We used to have a gay roller skating night at the Enola Skatathon until it was phased around 12 years ago. People just lost interest.

Bob said...

If you like clean shaven balls, take a little extra time with it.If you don't there's no rule in the Gay Handbook that says you must be smooth as silk down there.
It's what YOU like.
I have been bowling.In fact :::::NERD ALERT::::: when I was ten I won a trophy for a 7/10 split.
A trophy,I say!

anne marie in philly said...

@bob - a trophy for a 7/10 split, WOW! not an easy shot to make!

Bob said...

@AM
And I've never done it since!
It's what they call dumb luck!! =)

Debra She Who Seeks said...

Go for it, Steven! Shave whatever you have to shave. I'm so proud of you!

Deedles said...

I loathe bowling. My mother was a league bowler and had trophies all over the house. She was very competitive and tried to teach all of us how to do it. My sisters love it, I, however still suffer from her degrading tearing down of my wimpy little ego and nonexistent self-esteem. Plus, one feels kind of naked and exposed while taking aim. I must admit, though, I enjoy watching Balder Half do it.
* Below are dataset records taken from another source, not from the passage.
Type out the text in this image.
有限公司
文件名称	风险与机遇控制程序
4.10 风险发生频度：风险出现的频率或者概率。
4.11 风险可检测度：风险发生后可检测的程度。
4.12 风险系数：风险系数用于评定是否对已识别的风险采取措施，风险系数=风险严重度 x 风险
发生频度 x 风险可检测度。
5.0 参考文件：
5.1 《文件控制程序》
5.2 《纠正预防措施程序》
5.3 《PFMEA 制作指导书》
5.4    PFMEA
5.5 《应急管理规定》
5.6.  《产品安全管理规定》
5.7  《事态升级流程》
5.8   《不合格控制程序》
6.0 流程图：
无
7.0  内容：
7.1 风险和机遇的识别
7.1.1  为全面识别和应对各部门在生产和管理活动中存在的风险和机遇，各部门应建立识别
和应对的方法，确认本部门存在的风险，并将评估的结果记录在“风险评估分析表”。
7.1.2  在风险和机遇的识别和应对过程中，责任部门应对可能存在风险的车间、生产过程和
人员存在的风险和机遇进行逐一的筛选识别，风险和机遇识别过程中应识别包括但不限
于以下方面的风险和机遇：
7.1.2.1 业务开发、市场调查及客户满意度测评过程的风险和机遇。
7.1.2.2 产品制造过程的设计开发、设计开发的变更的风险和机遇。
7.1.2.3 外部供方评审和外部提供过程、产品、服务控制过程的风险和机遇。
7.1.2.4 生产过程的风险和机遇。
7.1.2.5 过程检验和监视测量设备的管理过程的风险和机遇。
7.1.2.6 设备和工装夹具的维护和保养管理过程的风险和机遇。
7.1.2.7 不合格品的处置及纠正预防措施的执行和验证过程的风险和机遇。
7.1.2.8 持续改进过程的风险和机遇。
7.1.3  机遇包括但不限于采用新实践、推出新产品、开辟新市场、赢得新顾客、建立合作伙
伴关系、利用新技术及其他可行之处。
His form is that of a flicked chicken but he enjoys himself.
Who ever decided that we need to shave everything should be shot on sight! Why? I love a hairy man. The only reason women shave ( I do have to trim my mustache and beard since they can be distracting),is because Gillette wanted to make more money so he made up a need and women fell for it. Balder Half shaves his head because it's neater than looking like a well tanned Bozo the Clown (did I mention that BH is a redhead?). He has compensated by sprouting hair on his back, ears and nose. As for genitalia, babies are hairless, grown ass people aren't, unless it is natural for them genetically. Just keep it clean and let it all hang out! I shall shut up now. Have a nice weekend, pookie.

Jimmy said...

If you choose not to shave, add dental floss to your dating kit.

Cali-Boi said...

We want damn details of the backpack "get to together" by the way. Im also shocked Maddie doesn't like bowling, considering he handle's balls and the equipment so well.

@Maddie...your going to leave us hanging like that?!?!?!?!?!? What the hell you slut?

Richard said...

I'm glad you discovered gay is fun.

HuntleyBiGuy said...

I like bowling, though it’s been years since I’ve been. The nice thing about it: you can drink while you play. Cheers! And enjoy the social aspect of it.

Ur-spo said...

Manscaping as it is called seems to be the latest ad trap to get men to buy and do things they need not do.